I. Os recursos são meios para obter o reexame das questões já submetidas à apreciação dos tribunais inferiores, e não a criar decisões sobre matéria nova, não submetida ao exame do tribunal e que se recorre. II. Para efeitos de IRC, são custos ou perdas os que comprovadamente forem indispensáveis para a realização dos proveitos ou ganhos sujeitos a imposto ou para a manutenção da fonte produtora, entre os quais as provisões (cfr. art. 23.º, n.º 1, alínea h), do CIRC).

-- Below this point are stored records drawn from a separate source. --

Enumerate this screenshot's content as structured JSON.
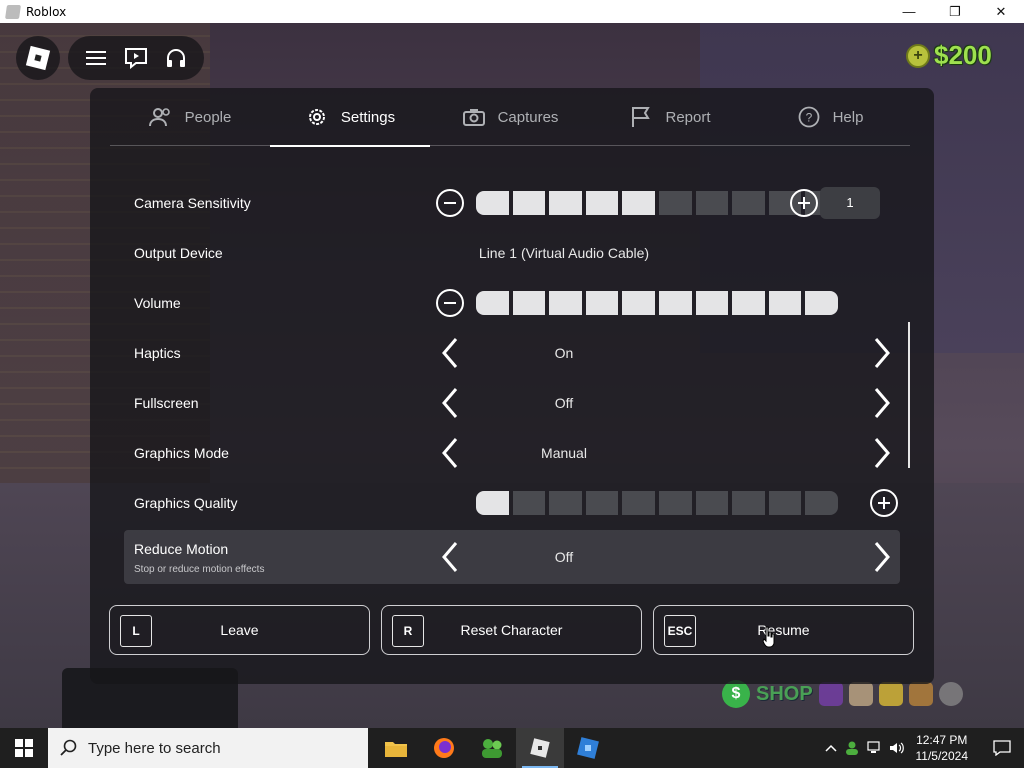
{
  "window": {
    "title": "Roblox",
    "controls": {
      "minimize": "—",
      "maximize": "❐",
      "close": "✕"
    }
  },
  "hud": {
    "money": "$200",
    "coin_symbol": "+",
    "shop_label": "SHOP",
    "shop_symbol": "$"
  },
  "menu": {
    "tabs": [
      {
        "label": "People",
        "icon": "people-icon"
      },
      {
        "label": "Settings",
        "icon": "gear-icon",
        "active": true
      },
      {
        "label": "Captures",
        "icon": "camera-icon"
      },
      {
        "label": "Report",
        "icon": "flag-icon"
      },
      {
        "label": "Help",
        "icon": "help-icon"
      }
    ],
    "settings": {
      "camera_sensitivity": {
        "label": "Camera Sensitivity",
        "value": "1",
        "level": 5,
        "segments": 10
      },
      "output_device": {
        "label": "Output Device",
        "value": "Line 1 (Virtual Audio Cable)"
      },
      "volume": {
        "label": "Volume",
        "level": 10,
        "segments": 10
      },
      "haptics": {
        "label": "Haptics",
        "value": "On"
      },
      "fullscreen": {
        "label": "Fullscreen",
        "value": "Off"
      },
      "graphics_mode": {
        "label": "Graphics Mode",
        "value": "Manual"
      },
      "graphics_quality": {
        "label": "Graphics Quality",
        "level": 1,
        "segments": 10
      },
      "reduce_motion": {
        "label": "Reduce Motion",
        "value": "Off",
        "description": "Stop or reduce motion effects"
      }
    },
    "actions": [
      {
        "key": "L",
        "label": "Leave"
      },
      {
        "key": "R",
        "label": "Reset Character"
      },
      {
        "key": "ESC",
        "label": "Resume"
      }
    ]
  },
  "taskbar": {
    "search_placeholder": "Type here to search",
    "time": "12:47 PM",
    "date": "11/5/2024"
  },
  "colors": {
    "money_green": "#9ee14f",
    "slider_on": "#e4e4e6",
    "slider_off": "#4a4b50",
    "taskbar": "#1f1f1f"
  }
}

III. Para que as provisões possam ser consideradas custos fiscais importa, não só que esteja apurado o “risco de incobrabilidade”, como também, que este risco de incobrabilidade se mostre “devidamente justificado”, que os créditos estejam em mora há mais de seis meses desde a data do respectivo vencimento e existam provas de terem sido efectuadas diligências para o seu recebimento. IV. Não estabelecendo a alínea c), do n.º 1, do artigo 34.º do CIRC qualquer restrição quanto à prova das diligências para o recebimento dos créditos, significa que são admissíveis todos os meios de prova admissíveis em direito adequados a demonstrar a realização dessas diligências. V. Ao contrário do entendimento da Administração Tributária, não é relevante para afastar a constituição da provisão a falta de interpelação do devedor por carta registada com aviso de recepção, por a alínea c) do n.º 1, do artigo 34.º do CIRC não exigir qualquer requisito formal, sendo apenas relevante a realização de diligências adequadas à cobrança do crédito, e nada mais, de acordo com a citada norma legal.